The story is told from the perspective of an innocent fourteen-year-old Charlie Fox who refers his father but begins to doubt him and then despise him at the end when he’s put the family in grave danger. Upon their arrival in “La Ceiba” Allie buys a settlement called “Jeronimo” and they travel us the river where he inspires local Creoles and Zambus—the local indigenous group, to transform the overgrown settlement into a thriving community in the tradition of Henry Thoreau’s, “Walden Pond”. He then builds a huge ice-making machine, “Fat Boy” powered by hydrogen and ammonia and takes it up river to isolated indigenous groups only to find they’d been “corrupted” by missionaries. Upon his return three “slaves” appear to threaten Allie’s community so he tricks them into a freezer which blows up and pollutes the local river.
Escaping the explosion, although Allie is injured, he takes his family down yet another river in search of a more independent way of life from technology. After going against the flow of the river Allie concludes, “that Mosquito Coast is a dead loss…there’s death down there…Everything broken, rotten and dead is on that stream and being pulled down to the coast… I’ve been fighting the current all along”. His two sons want to return to America, but Allie tells them that it had been destroyed by a nuclear holocaust.
After passing several abandoned villages destroyed by a recent tropical story Allie finds that the missionaries he despised, the “Spellgoods” had set up a mission settlement complete with landing strip and church. Incensed by the missionary’s impact on the surroundings, Allie blows up the airplane and generator but is shot by Rev. Spellgood. The family drags Allie into a jeep and head for the coast where he dies but the family is able to reach La Ceiba and return safely to America.
After Allie’s death, his son Charlie describes his reaction,
“….Our boat was small, and it hung precariously on a line in the middle of the river—on air, it seemed. But I had never felt safer. Father was gone. How quiet it was here. Doubt, death, grief—they had passed like the shadow of bird’s wing brushing us. Now—after how long?—we had forgotten that shadow. We were free.”

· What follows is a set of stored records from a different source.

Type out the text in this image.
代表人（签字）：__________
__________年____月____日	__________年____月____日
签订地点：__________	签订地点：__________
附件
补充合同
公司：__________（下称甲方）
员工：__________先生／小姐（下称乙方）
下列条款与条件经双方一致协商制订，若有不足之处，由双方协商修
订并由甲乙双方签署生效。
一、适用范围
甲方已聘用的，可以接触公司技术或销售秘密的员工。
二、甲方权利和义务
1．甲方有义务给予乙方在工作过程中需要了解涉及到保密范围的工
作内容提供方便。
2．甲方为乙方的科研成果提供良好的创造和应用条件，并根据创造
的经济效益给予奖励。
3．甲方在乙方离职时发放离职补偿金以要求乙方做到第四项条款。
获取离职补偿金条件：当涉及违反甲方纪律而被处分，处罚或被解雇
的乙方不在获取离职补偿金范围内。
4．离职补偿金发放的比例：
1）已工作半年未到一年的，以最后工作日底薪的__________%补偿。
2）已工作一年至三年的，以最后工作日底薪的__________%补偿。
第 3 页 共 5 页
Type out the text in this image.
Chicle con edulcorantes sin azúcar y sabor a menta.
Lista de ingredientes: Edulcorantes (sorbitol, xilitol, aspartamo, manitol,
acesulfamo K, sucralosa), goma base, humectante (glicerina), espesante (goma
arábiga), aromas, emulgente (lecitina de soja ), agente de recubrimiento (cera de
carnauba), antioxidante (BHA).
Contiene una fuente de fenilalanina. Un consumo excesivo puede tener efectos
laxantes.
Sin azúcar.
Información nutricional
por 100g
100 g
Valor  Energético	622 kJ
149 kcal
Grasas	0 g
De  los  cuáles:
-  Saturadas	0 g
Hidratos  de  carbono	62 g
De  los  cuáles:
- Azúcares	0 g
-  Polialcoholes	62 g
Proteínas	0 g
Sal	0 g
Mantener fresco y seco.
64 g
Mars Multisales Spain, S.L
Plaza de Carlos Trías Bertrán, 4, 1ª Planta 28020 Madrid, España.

In the “By the Book” interview, Theroux claimed that Allie’s character,”….was sort of homage to my father, the children the same ages and temperaments of my two boys then…” When asked in an interview for “The Atlantic” if the main character was in fact based on him he said, “Harrison Ford played Allie Fox not me. Allie is based on many people I know and even Pap, Huck Finn’s father. “
In my research on fellow author Moritz Thomsen (author of “Living Poor”), I came across a passage from Clay Morgan who was a friend of Theroux in which he says that Thomsen was in fact the inspiration for the main character. And in a letter from Tom Miller dated June 19th, 1993, to a Returned Peace Corps Volunteer author and friend of Thomsen, Page Stegner, Miller reveals, “…as Theroux quite openly acknowledges, the seeds for “Mosquito Coast” was an all-night session with Moritz talking about his unresolved feelings about his Dad…”
The author has never confirmed this connection although I’ve asked, but Thomsen was a contrarian, Returned Peace Corps Volunteer in Ecuador where he lived for over 25 years and he wrote several books loaded with examples of new technologies he introduced in the Pacific coast which failed and his attempts to establish more productive communities through the formation of cooperatives also failed. The hate relationship with his father was graphically described in his last book, “My Two Wars” so I give the claim credence although I agree with Theroux’s assertion that the main character was a compilation of various people.
Theroux’s book is excellent on so many levels and represents a serious act of imagination which just happened to form an exceptional story on which to base a movie.